Cut the dough in half and shape each half into a circle.
Using a small bit of softened butter, lightly coat the surface of the two circles with butter. This helps give a nice coloring to the finished bread. Using a sharp knife, cut a cross into the top of each loaf. Technically, this cut allows the bread to expand as its baking while retaining its basic shape, but we were always told that it helped let the ‘spirits’ escape while it was baking. I like that version much better!
Place each loaf in a pie pan or round cake pan that has been lightly greased.
Bake at 375°F for 40-50 minutes. The bread should be lightly golden and sound hollow when you thump on the bottom. The bottom should also have a nice dark golden color which may be an easier way to tell it’s done than listening for a hollow sound.
Let the bread cool a bit before slicing. Your kitchen should smell delicious by now, so it will be tough! But it will slice better when it’s a little cool.
And this is what I’ll be having for breakfast all week – black tea and some warmed soda bread with a bit of butter. Yum!
Irish Soda Bread
Prep Time: 15 mins Cook Time: 40 – 50 mins
Makes: 2 loaves
4 cups all-purpose flour
1 teaspoon salt
3 tablespoons baking powder
1 teaspoon baking soda
¼ cup sugar
¼ cup (½ stick) unsalted butter
1 egg, room temperature
1 ¾ cups buttermilk, room temperature
1-2 cups raisins
2 lightly greased cake or pie pans
In a large bowl, combine flour, salt, baking powder, baking soda and sugar. Add butter and cut into the flour mixture with a pastry cutter or with fingers.

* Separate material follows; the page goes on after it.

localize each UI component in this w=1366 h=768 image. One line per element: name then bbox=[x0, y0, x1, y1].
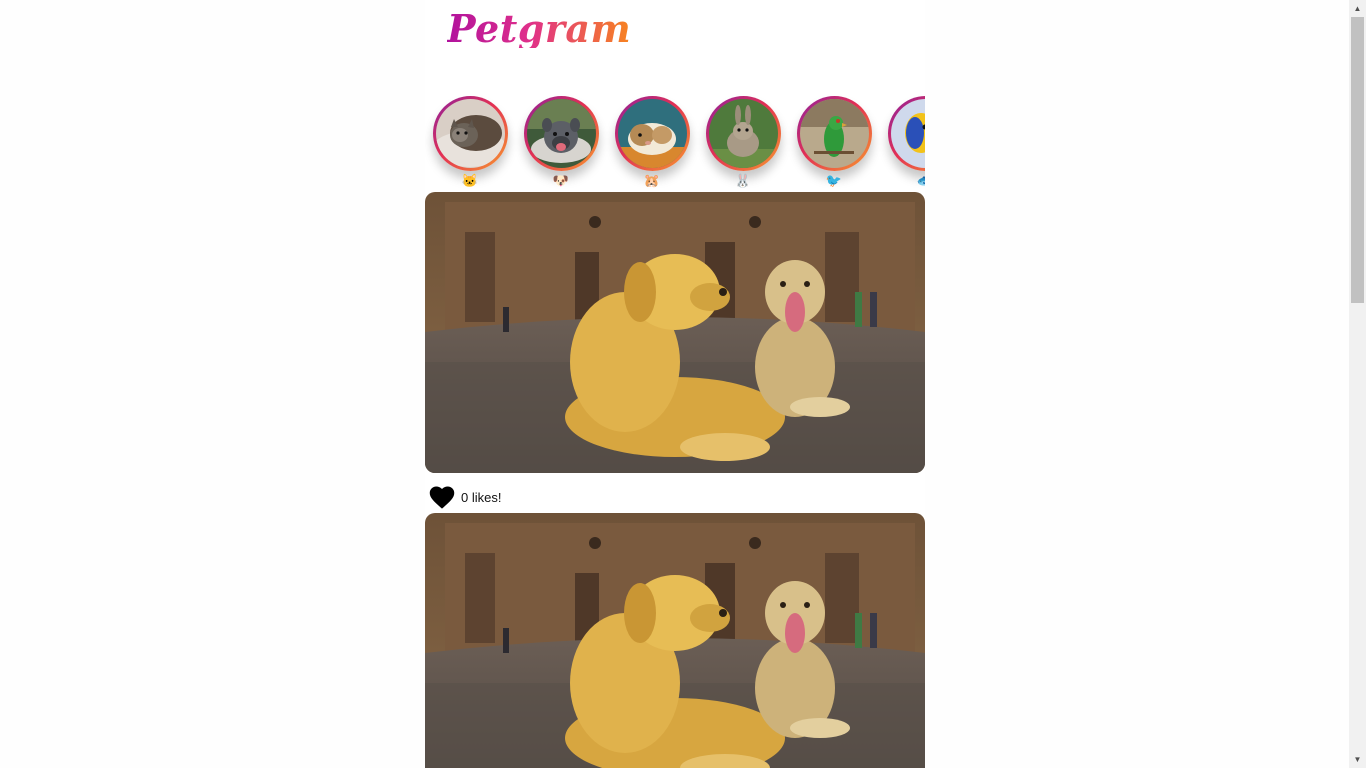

In another bowl, beat egg. Mix in buttermilk.
Pour buttermilk mixture into flour mixture. Stir until well blended. Add raisins and mix. Knead gently on a lightly floured surface for 3-4 minutes until smooth.
Divide dough into two pieces. Shape into round loaves and lightly cover with softened butter. Place in pans and press down a bit. Cut cross ~½ inch deep on top of each loaf.
Bake at 375°F for 40-50 minutes. Bread is done when the top is lightly golden, the bottom is a darker golden color, and the bottom sounds hollow when lightly thumped.